Mahabharata
Also known as: Mahābhārata, The Great Bharata, Mahabharat


The Mahabharata is the Sanskrit epic of the Kurukshetra War and the fate of the Kuru dynasty, embedding law, philosophy, and myth within a vast frame narrative. It culminates in the Bhagavad Gita and a moral reckoning of dharma, kinship, and kingship.
Description
Attributed to Vyasa, the Mahabharata weaves court intrigue, exile, and cataclysmic war into a capacious encyclopedia of ancient Indian myth and ethics. Its central conflict pits the five Pandava brothers and their allies against the Kauravas, climaxing on the plains of Kurukshetra, where Krishna counsels Arjuna in the Bhagavad Gita. The poem integrates folktales, sage dialogues, cosmogonies, and royal sacrifices into a single narrative cosmos. Framed as recitations to King Janamejaya, it explores dharma’s ambiguities, the force of fate, and the costs of power. The epic’s concluding books move from grief and penance to renunciation and ascent, shifting from heroic action to philosophical reflection.
Historiography
Transmitted orally in bardic lineages, the epic accrued layers across centuries before stabilization in written redactions. Regional recensions (notably Northern and Southern) diverge in verses and episodes. The Critical Edition (BORI, Pune, 20th century) collates manuscripts to reconstruct an archetype, while major translations (Ganguli, Roy, van Buitenen, Debroy, Fitzgerald) reflect evolving philology. Reception spans ritual, drama, and political ethics, with enduring commentary traditions on the Bhagavad Gita and dharmaśāstra-related passages.
Date Notes
Layered composition over centuries; core heroic saga with later didactic and devotional strata; Harivamsa often treated as appendix (khila).
Major Characters
- Krishna
- Arjuna
- Yudhishthira
- Bhima
- Draupadi
- Duryodhana
- Karna
- Bhishma
- Drona
- Shakuni
- Kunti
- Pandu
Myths
- The Burning of the Lac House
- Draupadī’s Swayamvara
- The Dice Game and Exile
- The Bhagavad Gītā
- The Kurukṣetra War
- Bhīṣma on the Bed of Arrows
- The Yaksha’s Questions
- The Aśvamedha and the Departure
Facts
- Traditionally attributed to Vyasa, who also appears as a character and compiler within the narrative frame.

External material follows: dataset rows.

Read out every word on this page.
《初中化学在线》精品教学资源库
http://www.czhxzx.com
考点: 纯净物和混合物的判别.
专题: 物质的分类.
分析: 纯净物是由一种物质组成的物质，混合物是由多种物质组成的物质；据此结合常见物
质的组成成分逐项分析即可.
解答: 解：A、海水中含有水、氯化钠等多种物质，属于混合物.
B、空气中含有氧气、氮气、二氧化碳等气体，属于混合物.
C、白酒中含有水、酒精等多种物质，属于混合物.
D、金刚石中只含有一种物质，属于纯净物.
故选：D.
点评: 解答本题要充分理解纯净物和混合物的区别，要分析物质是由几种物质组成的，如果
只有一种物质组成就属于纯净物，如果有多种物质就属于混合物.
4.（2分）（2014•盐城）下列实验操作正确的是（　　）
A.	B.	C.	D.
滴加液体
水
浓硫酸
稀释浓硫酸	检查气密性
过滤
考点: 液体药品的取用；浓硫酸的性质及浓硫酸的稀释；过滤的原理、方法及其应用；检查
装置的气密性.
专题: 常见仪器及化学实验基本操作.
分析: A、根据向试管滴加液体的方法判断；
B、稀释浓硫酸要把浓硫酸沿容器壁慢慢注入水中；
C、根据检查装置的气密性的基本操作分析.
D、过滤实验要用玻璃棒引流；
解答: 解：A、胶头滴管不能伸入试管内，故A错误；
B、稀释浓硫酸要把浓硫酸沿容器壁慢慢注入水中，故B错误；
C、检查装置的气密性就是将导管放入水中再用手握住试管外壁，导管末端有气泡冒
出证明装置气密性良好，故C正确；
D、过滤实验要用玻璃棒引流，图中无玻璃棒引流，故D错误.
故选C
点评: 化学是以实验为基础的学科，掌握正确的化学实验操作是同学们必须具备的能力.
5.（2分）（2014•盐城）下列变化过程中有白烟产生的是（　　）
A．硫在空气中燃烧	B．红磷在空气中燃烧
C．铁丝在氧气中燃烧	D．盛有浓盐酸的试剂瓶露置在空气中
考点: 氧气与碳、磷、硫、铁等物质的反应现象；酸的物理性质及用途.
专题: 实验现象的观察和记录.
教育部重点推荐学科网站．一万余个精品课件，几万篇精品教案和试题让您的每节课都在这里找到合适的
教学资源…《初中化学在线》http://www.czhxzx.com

- The epic is organized into 18 parvas (books), with the Harivamsa as a khila (appendix).
- The Bhagavad Gita (700 verses) occurs in the Bhishma Parva as Krishna instructs Arjuna.
- Composed primarily in shloka meter (anuṣṭubh), with mixed meters in set pieces.
- The Critical Edition was produced at BORI (Pune) in the 20th century after collating hundreds of manuscripts.
- Often called the world’s longest epic: ~100,000 shlokas (~200,000 lines).
- Narrative frame: Ugrasravas Sauti recites to sages, recounting Vaishampayana’s recital to King Janamejaya.
- Explores dharma through dilemmas, oaths, and royal rituals such as rājasūya and aśvamedha.
- Kuru field (Kurukshetra) battle spans 18 days, mirroring the epic’s 18 books.
- Arjuna and Krishna are identified with Nara and Narayana in some passages, blending heroism and divinity.